Bertrand Burgalat, le rêveur lucide

Bertrand Burgalat. © Serge Leblon

Bonne nouvelle pour les amateurs de la pop française majuscule, Bertrand Burgalat publie son 9ème album, Les choses qu’on ne peut dire à personne. Un voyage labyrinthique dans l’univers sophistiqué, rétro futuriste et mélancolique d’un compositeur, producteur et arrangeur aussi sensible que clairvoyant. Entretien.

RFI Musique : Ce nouvel album fait 19 titres, un format plutôt long de nos jours !
Bertrand Burgalat :
Je coche toutes les mauvaises cases (rires). Je commence même par deux instrumentaux ! Je sais que je vais à l’encontre de toutes les façons de faire de la musique aujourd’hui. J’aime les albums en labyrinthe, en spirale. Mais pour moi, il n’y a pas de remplissage. Tous les titres devaient être dans cet ordre-là dès le début, à leur place. Je suis d’ailleurs incapable de l’expliquer de façon rationnelle.

Pourquoi avoir attendu cinq ans avant de sortir ce nouvel album ?
Après Toutes directions, j’ai éprouvé le besoin de me concentrer sur d’autres projets, comme des BO de films (ndlr : Dynamite ! de Bertrand Tavernier, ou Gaz de France de Benoît Forgeard), ou l’écriture d’un essai sur le diabète (Diabétiquement vôtre, paru en 2015).
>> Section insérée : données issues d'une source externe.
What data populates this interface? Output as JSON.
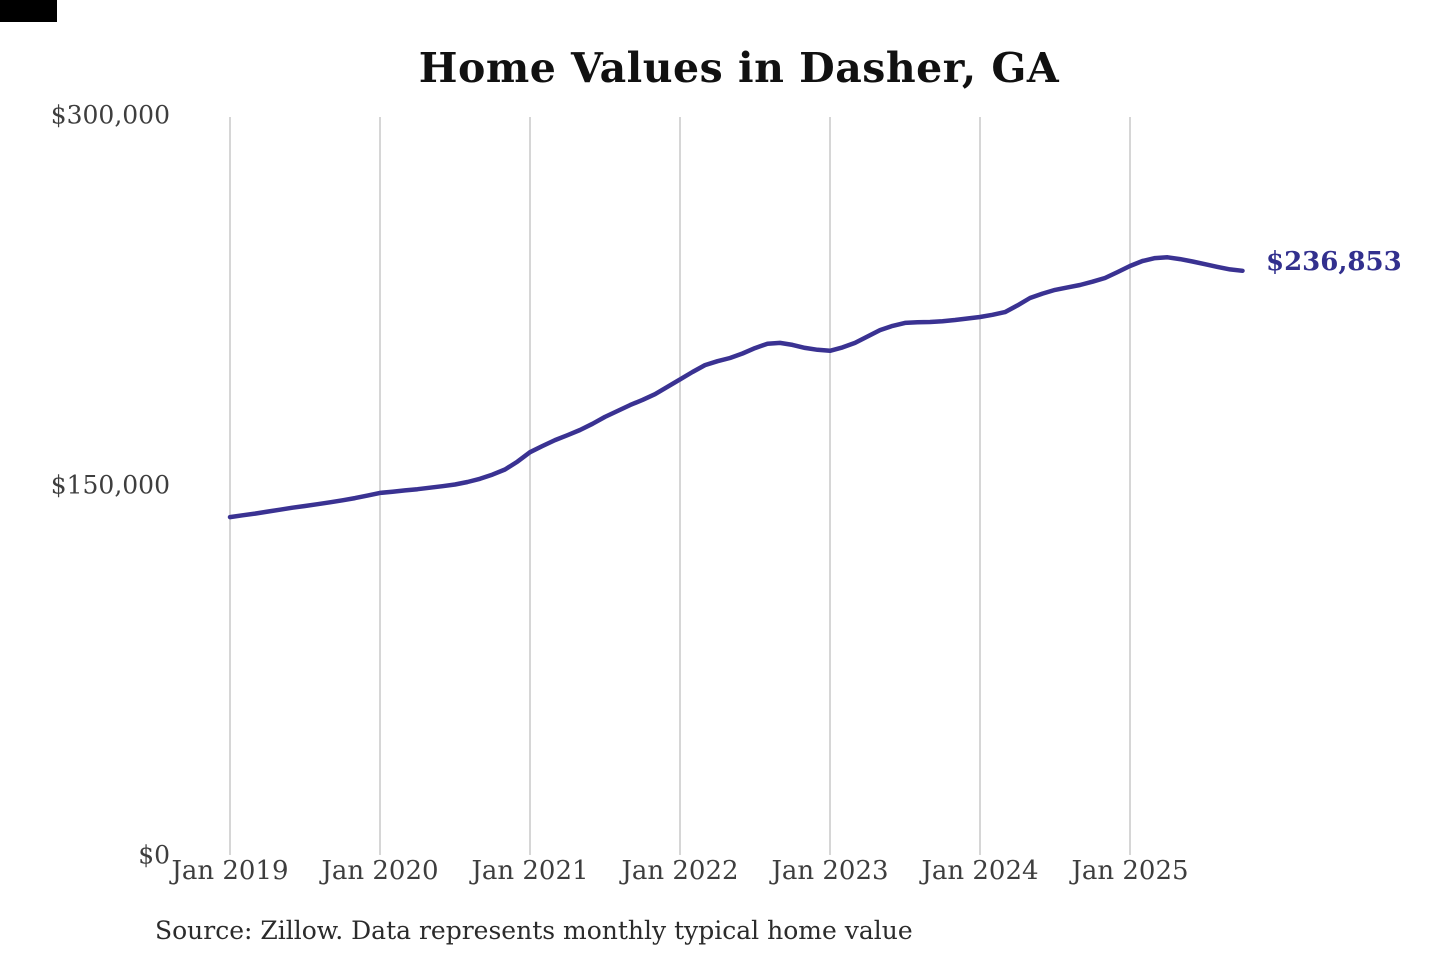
{
  "decor": {
    "corner_patch_color": "#000000"
  },
  "chart": {
    "title": "Home Values in Dasher, GA",
    "end_label": "$236,853",
    "source": "Source: Zillow. Data represents monthly typical home value",
    "colors": {
      "line": "#3a3292",
      "end_label": "#32308e",
      "grid": "#c9c9c9",
      "axis_text": "#3e3e3e",
      "title": "#111111",
      "source_text": "#2b2b2b",
      "background": "#ffffff"
    }
  },
  "chart_data": {
    "type": "line",
    "title": "Home Values in Dasher, GA",
    "series_name": "Monthly typical home value",
    "ylim": [
      0,
      300000
    ],
    "y_ticks": [
      "$0",
      "$150,000",
      "$300,000"
    ],
    "x_ticks": [
      "Jan 2019",
      "Jan 2020",
      "Jan 2021",
      "Jan 2022",
      "Jan 2023",
      "Jan 2024",
      "Jan 2025"
    ],
    "grid": "vertical-only",
    "legend": "none",
    "annotation": {
      "text": "$236,853",
      "position": "right-of-last-point"
    },
    "x": [
      "Jan 2019",
      "Feb 2019",
      "Mar 2019",
      "Apr 2019",
      "May 2019",
      "Jun 2019",
      "Jul 2019",
      "Aug 2019",
      "Sep 2019",
      "Oct 2019",
      "Nov 2019",
      "Dec 2019",
      "Jan 2020",
      "Feb 2020",
      "Mar 2020",
      "Apr 2020",
      "May 2020",
      "Jun 2020",
      "Jul 2020",
      "Aug 2020",
      "Sep 2020",
      "Oct 2020",
      "Nov 2020",
      "Dec 2020",
      "Jan 2021",
      "Feb 2021",
      "Mar 2021",
      "Apr 2021",
      "May 2021",
      "Jun 2021",
      "Jul 2021",
      "Aug 2021",
      "Sep 2021",
      "Oct 2021",
      "Nov 2021",
      "Dec 2021",
      "Jan 2022",
      "Feb 2022",
      "Mar 2022",
      "Apr 2022",
      "May 2022",
      "Jun 2022",
      "Jul 2022",
      "Aug 2022",
      "Sep 2022",
      "Oct 2022",
      "Nov 2022",
      "Dec 2022",
      "Jan 2023",
      "Feb 2023",
      "Mar 2023",
      "Apr 2023",
      "May 2023",
      "Jun 2023",
      "Jul 2023",
      "Aug 2023",
      "Sep 2023",
      "Oct 2023",
      "Nov 2023",
      "Dec 2023",
      "Jan 2024",
      "Feb 2024",
      "Mar 2024",
      "Apr 2024",
      "May 2024",
      "Jun 2024",
      "Jul 2024",
      "Aug 2024",
      "Sep 2024",
      "Oct 2024",
      "Nov 2024",
      "Dec 2024",
      "Jan 2025",
      "Feb 2025",
      "Mar 2025",
      "Apr 2025",
      "May 2025",
      "Jun 2025",
      "Jul 2025",
      "Aug 2025",
      "Sep 2025",
      "Oct 2025"
    ],
    "values": [
      137000,
      137700,
      138400,
      139200,
      140000,
      140800,
      141500,
      142200,
      143000,
      143800,
      144700,
      145700,
      146800,
      147300,
      147800,
      148300,
      148900,
      149500,
      150200,
      151200,
      152500,
      154200,
      156300,
      159500,
      163300,
      165800,
      168200,
      170200,
      172300,
      174800,
      177600,
      180000,
      182400,
      184500,
      186800,
      189800,
      192800,
      195800,
      198600,
      200200,
      201500,
      203300,
      205500,
      207300,
      207600,
      206800,
      205600,
      204800,
      204400,
      205800,
      207600,
      210200,
      212800,
      214500,
      215700,
      216000,
      216100,
      216400,
      216900,
      217500,
      218100,
      219000,
      220100,
      222800,
      225800,
      227600,
      229100,
      230100,
      231100,
      232400,
      233900,
      236300,
      238800,
      240800,
      242000,
      242300,
      241600,
      240600,
      239500,
      238400,
      237400,
      236853
    ]
  }
}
Et puis je n’ai pas de pression extérieure pour sortir des disques. Je n’en sors un que lorsque c’est mûr, que tout ce que j’ai envie de dire est là. À un moment donné, les titres se tenaient, j’avais quelque chose de cohérent.
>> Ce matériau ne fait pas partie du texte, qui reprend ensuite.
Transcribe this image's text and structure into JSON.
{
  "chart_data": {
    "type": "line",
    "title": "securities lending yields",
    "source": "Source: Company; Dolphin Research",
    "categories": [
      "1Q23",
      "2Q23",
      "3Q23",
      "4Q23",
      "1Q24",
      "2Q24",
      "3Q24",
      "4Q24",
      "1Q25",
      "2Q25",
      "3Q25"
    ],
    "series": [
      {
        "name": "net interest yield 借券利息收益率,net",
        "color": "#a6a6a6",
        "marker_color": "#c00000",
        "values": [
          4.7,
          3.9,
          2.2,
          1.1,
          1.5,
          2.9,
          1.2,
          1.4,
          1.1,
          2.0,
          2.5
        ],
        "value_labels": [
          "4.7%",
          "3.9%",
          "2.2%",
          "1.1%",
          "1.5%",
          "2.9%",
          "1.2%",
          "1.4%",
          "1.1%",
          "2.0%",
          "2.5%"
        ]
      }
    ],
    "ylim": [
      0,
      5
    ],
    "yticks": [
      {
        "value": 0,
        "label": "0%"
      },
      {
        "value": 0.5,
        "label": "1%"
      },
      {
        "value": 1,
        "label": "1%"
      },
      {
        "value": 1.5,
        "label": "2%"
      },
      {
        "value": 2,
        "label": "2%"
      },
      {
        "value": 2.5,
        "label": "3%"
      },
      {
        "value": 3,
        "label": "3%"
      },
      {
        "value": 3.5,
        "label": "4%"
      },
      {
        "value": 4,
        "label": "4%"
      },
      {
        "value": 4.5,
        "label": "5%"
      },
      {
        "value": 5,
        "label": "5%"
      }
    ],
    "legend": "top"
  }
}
L’album présente des sonorités exotiques et plutôt inédites dans votre discographie, avec la présence de steel-drums ou de pedal steel…
Ce sont des instruments que j’avais envie d’utiliser depuis longtemps. Mais avec décalage : je ne voulais pas sonner façon Trinidad. J’utilise par exemple le steel-drum comme des pizzicati de cordes. Pour la pedal steel, j’ai fait appel à Jean-Yves Lozac’h, et pour le steel drum, Andy Narell, ce sont de grands spécialistes de leur instrument et des personnes adorables.

Vous semblez rendre hommage, plus encore qu’avant, à la musique des années 60 et 70, à la grande époque des musiciens de studio…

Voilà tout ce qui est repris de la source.